Allein die ersten beiden Prüfungen hatten eine überwältigende Mehrheit der Teilnehmer ausgeschieden.
Auch Veya schaffte es, die Prüfung zu bestehen, und setzte sich, nachdem sie Daniel begrüßt hatte, hin, um sich auszuruhen und zu erholen.
Gerade als die Prüfung offiziell beendet werden sollte,
tauchte eine Gestalt aus der Wand auf.
Alle Augen richteten sich sofort auf die letzte Person, die auftauchte.
Und sie waren schockiert.
Denn diese Person war –
völlig am Ende.
Während der gesamten Prüfung waren diejenigen, die dem Tor des Lebens gefolgt waren, völlig unverletzt geblieben.

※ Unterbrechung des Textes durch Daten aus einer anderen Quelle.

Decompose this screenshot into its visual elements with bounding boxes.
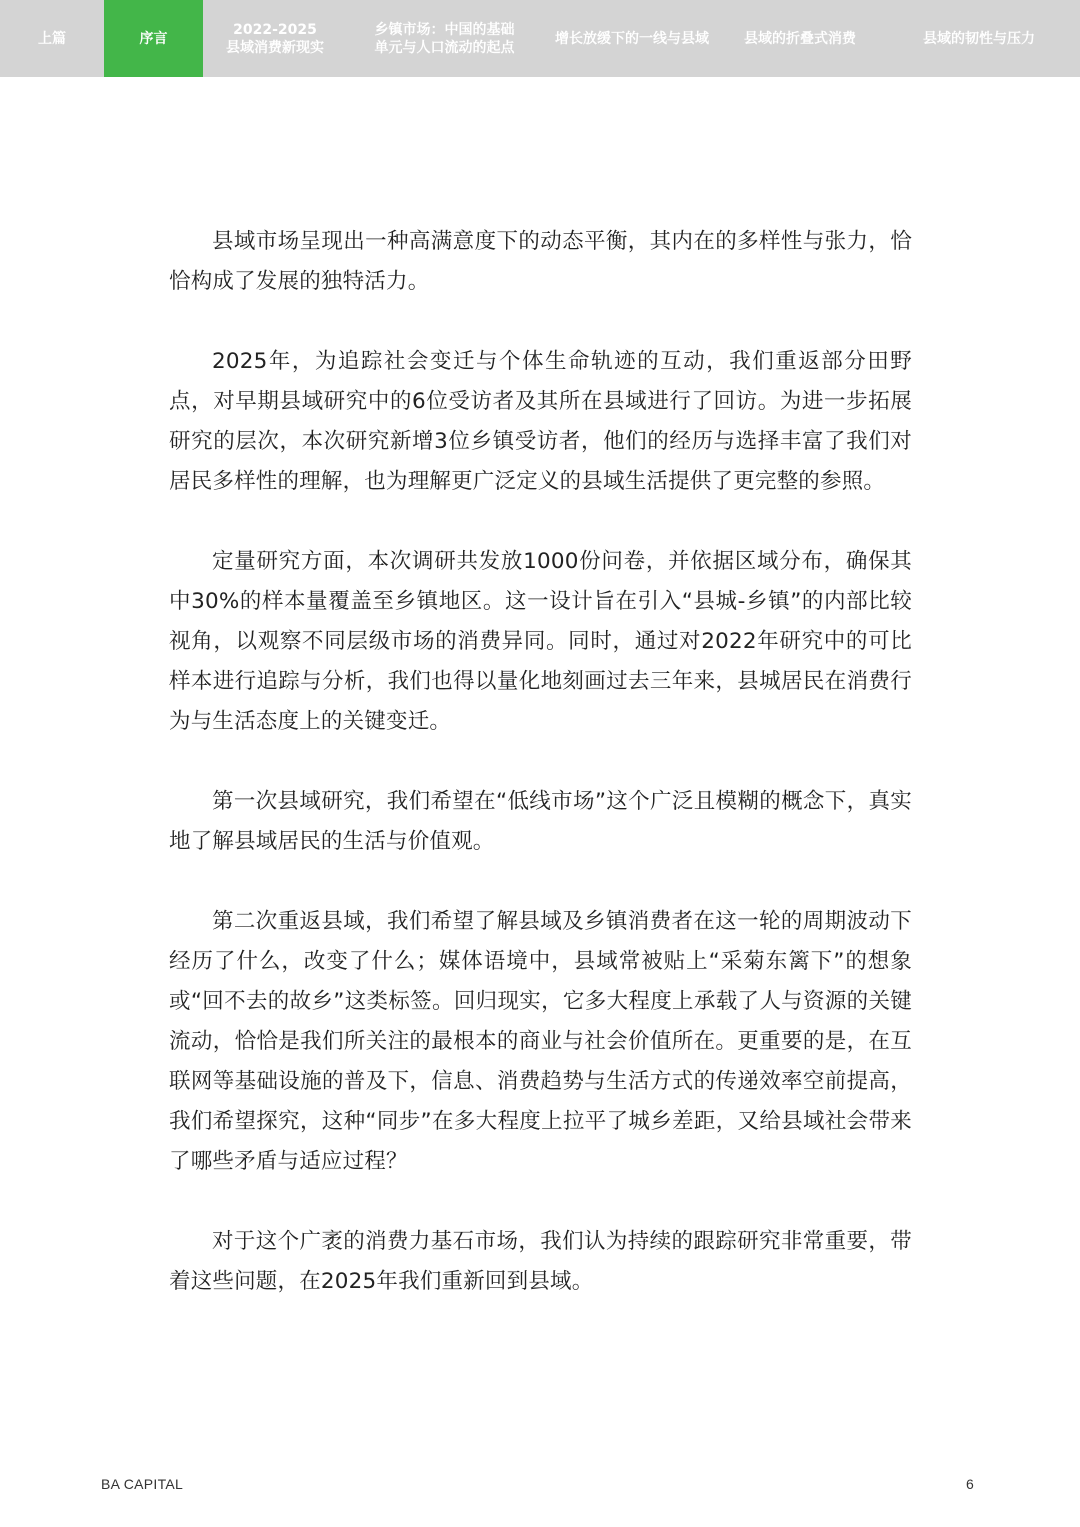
nav-tab-growth-label: 增长放缓下的一线与县域 xyxy=(555,30,709,47)
nav-tab-township-label-line1: 乡镇市场：中国的基础 xyxy=(374,21,515,38)
nav-tab-2022-2025-report[interactable] xyxy=(203,0,347,77)
paragraph: 第一次县域研究，我们希望在“低线市场”这个广泛且模糊的概念下，真实地了解县域居民的生活与价值观。 xyxy=(169,789,912,854)
footer-brand: BA CAPITAL xyxy=(101,1476,184,1492)
nav-tab-township-label-line2: 单元与人口流动的起点 xyxy=(374,39,515,56)
nav-tab-growth-slowdown[interactable] xyxy=(542,0,722,77)
nav-tab-previous[interactable] xyxy=(0,0,104,77)
paragraph: 县域市场呈现出一种高满意度下的动态平衡，其内在的多样性与张力，恰恰构成了发展的独特活力。 xyxy=(169,229,912,294)
paragraph: 2025年，为追踪社会变迁与个体生命轨迹的互动，我们重返部分田野点，对早期县域研究中的6位受访者及其所在县域进行了回访。为进一步拓展研究的层次，本次研究新增3位乡镇受访者，他们的经历与选择丰富了我们对居民多样性的理解，也为理解更广泛定义的县域生活提供了更完整的参照。 xyxy=(169,349,912,494)
paragraph: 定量研究方面，本次调研共发放1000份问卷，并依据区域分布，确保其中30%的样本量覆盖至乡镇地区。这一设计旨在引入“县城-乡镇”的内部比较视角，以观察不同层级市场的消费异同。同时，通过对2022年研究中的可比样本进行追踪与分析，我们也得以量化地刻画过去三年来，县城居民在消费行为与生活态度上的关键变迁。 xyxy=(169,549,912,734)
nav-tab-resilience-label: 县域的韧性与压力 xyxy=(923,30,1035,47)
page-number: 6 xyxy=(966,1476,974,1492)
nav-tab-resilience-pressure[interactable] xyxy=(878,0,1080,77)
paragraph: 对于这个广袤的消费力基石市场，我们认为持续的跟踪研究非常重要，带着这些问题，在2025年我们重新回到县域。 xyxy=(169,1229,912,1294)
nav-tab-preface-label: 序言 xyxy=(139,30,168,47)
nav-tab-2022-2025-label-line1: 2022-2025 xyxy=(233,21,317,38)
nav-tab-township-market[interactable] xyxy=(347,0,542,77)
preface-body xyxy=(169,222,912,1342)
nav-tab-previous-label: 上篇 xyxy=(38,30,66,47)
nav-tab-folded-consumption[interactable] xyxy=(722,0,878,77)
paragraph: 第二次重返县域，我们希望了解县域及乡镇消费者在这一轮的周期波动下经历了什么，改变了什么；媒体语境中，县域常被贴上“采菊东篱下”的想象或“回不去的故乡”这类标签。回归现实，它多大程度上承载了人与资源的关键流动，恰恰是我们所关注的最根本的商业与社会价值所在。更重要的是，在互联网等基础设施的普及下，信息、消费趋势与生活方式的传递效率空前提高，我们希望探究，这种“同步”在多大程度上拉平了城乡差距，又给县域社会带来了哪些矛盾与适应过程？ xyxy=(169,909,912,1174)
nav-tab-2022-2025-label-line2: 县域消费新现实 xyxy=(226,39,324,56)
nav-tab-preface[interactable] xyxy=(104,0,203,77)
top-navigation xyxy=(0,0,1080,77)
nav-tab-folded-label: 县域的折叠式消费 xyxy=(744,30,856,47)
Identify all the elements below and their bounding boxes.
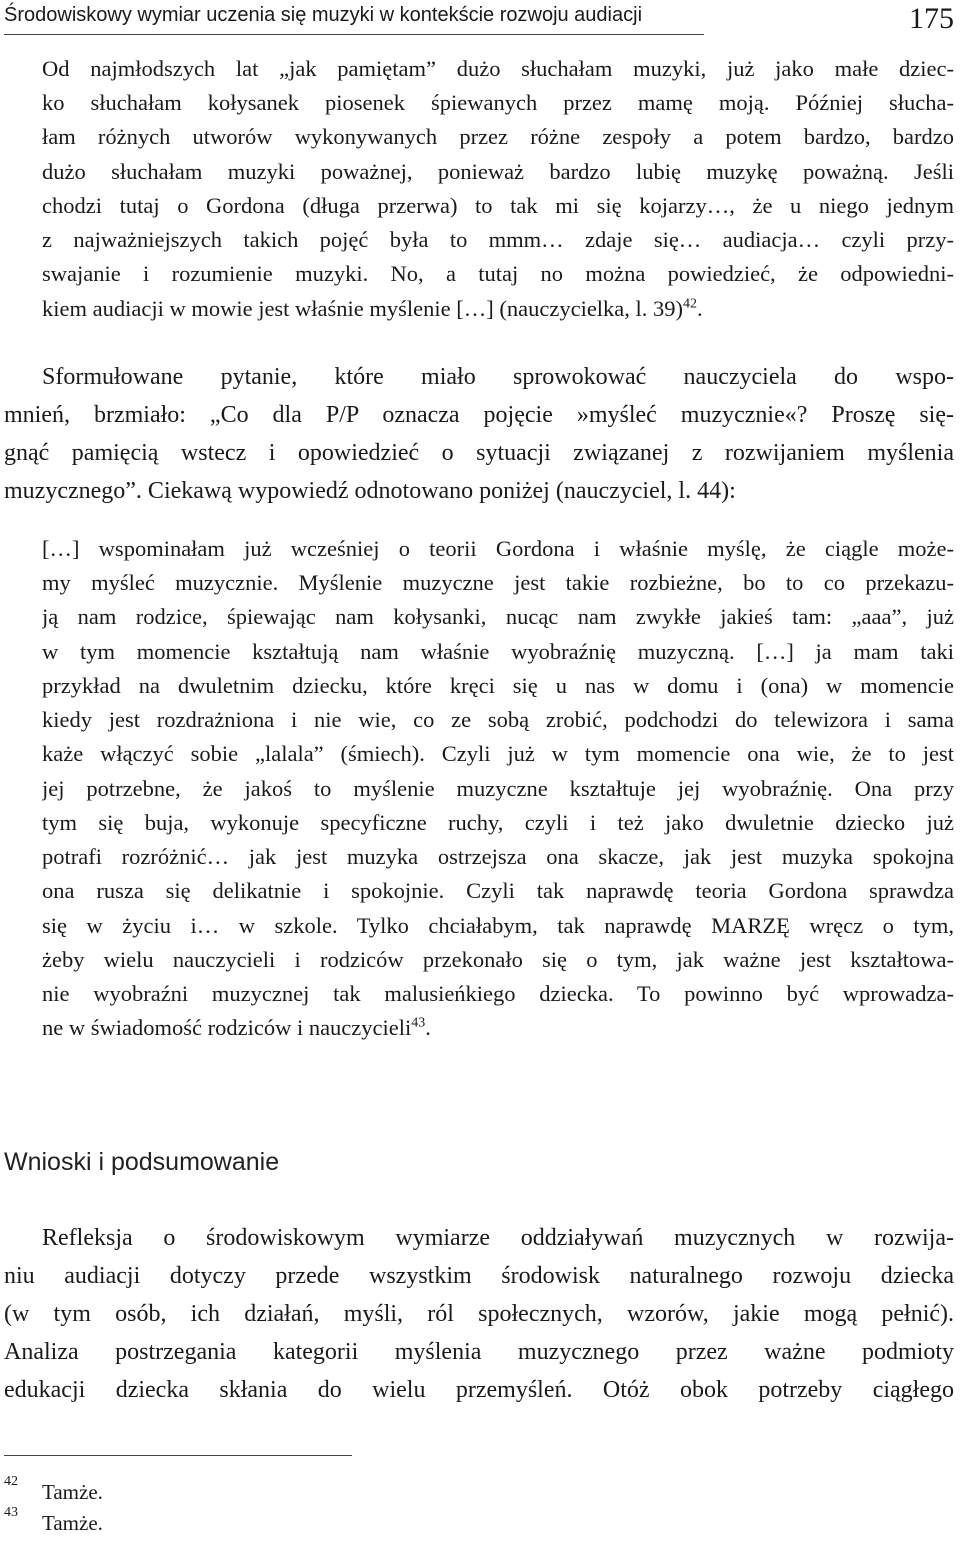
- text-line: każe włączyć sobie „lalala” (śmiech). Czyli już w tym momencie ona wie, że to jest: [42, 741, 954, 766]
- text-line: swajanie i rozumienie muzyki. No, a tutaj no można powiedzieć, że odpowiedni-: [42, 261, 954, 286]
- text-line: potrafi rozróżnić… jak jest muzyka ostrzejsza ona skacze, jak jest muzyka spokojna: [42, 844, 954, 869]
- text-line: [42, 1015, 954, 1045]
- text-line: chodzi tutaj o Gordona (długa przerwa) to tak mi się kojarzy…, że u niego jednym: [42, 193, 954, 218]
- text-line: ją nam rodzice, śpiewając nam kołysanki, nucąc nam zwykłe jakieś tam: „aaa”, już: [42, 604, 954, 629]
- footnote-text: Tamże.: [42, 1480, 103, 1504]
- text-line: Sformułowane pytanie, które miało sprowokować nauczyciela do wspo-: [42, 364, 954, 390]
- end-punct: .: [696, 296, 703, 321]
- text-line: my myśleć muzycznie. Myślenie muzyczne jest takie rozbieżne, bo to co przekazu-: [42, 570, 954, 595]
- running-header: [4, 0, 704, 35]
- text-line: gnąć pamięcią wstecz i opowiedzieć o sytuacji związanej z rozwijaniem myślenia: [4, 440, 954, 466]
- text-line: się w życiu i… w szkole. Tylko chciałabym, tak naprawdę MARZĘ wręcz o tym,: [42, 913, 954, 938]
- text-line: łam różnych utworów wykonywanych przez różne zespoły a potem bardzo, bardzo: [42, 124, 954, 149]
- running-title: Środowiskowy wymiar uczenia się muzyki w kontekście rozwoju audiacji: [4, 4, 643, 26]
- text-line: kiedy jest rozdrażniona i nie wie, co ze sobą zrobić, podchodzi do telewizora i sama: [42, 707, 954, 732]
- text-line: Analiza postrzegania kategorii myślenia muzycznego przez ważne podmioty: [4, 1339, 954, 1365]
- footnote-text: Tamże.: [42, 1511, 103, 1535]
- page-number: 175: [909, 2, 954, 35]
- text-line: nie wyobraźni muzycznej tak malusieńkiego dziecka. To powinno być wprowadza-: [42, 981, 954, 1006]
- text-line: tym się buja, wykonuje specyficzne ruchy, czyli i też jako dwuletnie dziecko już: [42, 810, 954, 835]
- text-line: przykład na dwuletnim dziecku, które kręci się u nas w domu i (ona) w momencie: [42, 673, 954, 698]
- text-line: (w tym osób, ich działań, myśli, ról społecznych, wzorów, jakie mogą pełnić).: [4, 1301, 954, 1327]
- text-line: mnień, brzmiało: „Co dla P/P oznacza pojęcie »myśleć muzycznie«? Proszę się-: [4, 402, 954, 428]
- text-line: ona rusza się delikatnie i spokojnie. Czyli tak naprawdę teoria Gordona sprawdza: [42, 878, 954, 903]
- text-line: z najważniejszych takich pojęć była to mmm… zdaje się… audiacja… czyli przy-: [42, 227, 954, 252]
- text-line: Refleksja o środowiskowym wymiarze oddziaływań muzycznych w rozwija-: [42, 1225, 954, 1251]
- text-line: ko słuchałam kołysanek piosenek śpiewanych przez mamę moją. Później słucha-: [42, 90, 954, 115]
- text-line-content: kiem audiacji w mowie jest właśnie myślenie […] (nauczycielka, l. 39): [42, 296, 684, 321]
- text-line: żeby wielu nauczycieli i rodziców przekonało się o tym, jak ważne jest kształtowa-: [42, 947, 954, 972]
- text-line: niu audiacji dotyczy przede wszystkim środowisk naturalnego rozwoju dziecka: [4, 1263, 954, 1289]
- section-heading: Wnioski i podsumowanie: [4, 1148, 280, 1176]
- footnote-number: 42: [4, 1474, 18, 1489]
- text-line-content: ne w świadomość rodziców i nauczycieli: [42, 1015, 412, 1040]
- text-line: […] wspominałam już wcześniej o teorii Gordona i właśnie myślę, że ciągle może-: [42, 536, 954, 561]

Nur diejenigen, die ein Tor des Todes betreten hatten, wurden brutal angegriffen.
Und wenn man Greg ansah …
war klar, dass er durch die Hölle gegangen war.
„Hä? Sollte er nicht ein Genie aus dem Heiligtum der Handwerker sein?“, spottete jemand. „Warum sieht er so erbärmlich aus?“
„Den Geisterkrallen nach zu urteilen, scheint er den falschen Weg eingeschlagen zu haben und direkt in ein Death Gate geraten zu sein!“
„Hahaha, das Genie aus dem Artisan’s Sanctuary hat sich entschieden, ein Todestor mit roher Gewalt zu stürmen? Das gibt’s wohl noch nicht!“
Als Greg diese spöttischen Stimmen hörte, loderte seine Wut noch stärker.
Obwohl er zerzaust aussah, war er körperlich unverletzt – ein Beweis für seine Stärke.
Schließlich hatte Daniel einen ganzen Geisterkönig auf ihn gehetzt, zusammen mit unzähligen spektralen Schergen.
Und doch –
hatte Greg überlebt.
Wie man es von der Elite des Artisan’s Sanctuary erwarten konnte.
Aber in diesem Moment waren Gregs Augen auf eine Person fixiert.
Daniel.
Auch ohne Beweise schrie sein Instinkt, dass Daniel für das Geschehene verantwortlich war.
Von den Pannen in der ersten Prüfung bis zum gespenstischen Hinterhalt in der zweiten Prüfung deutete alles auf Daniel hin.
Und Greg würde das nicht auf sich sitzen lassen.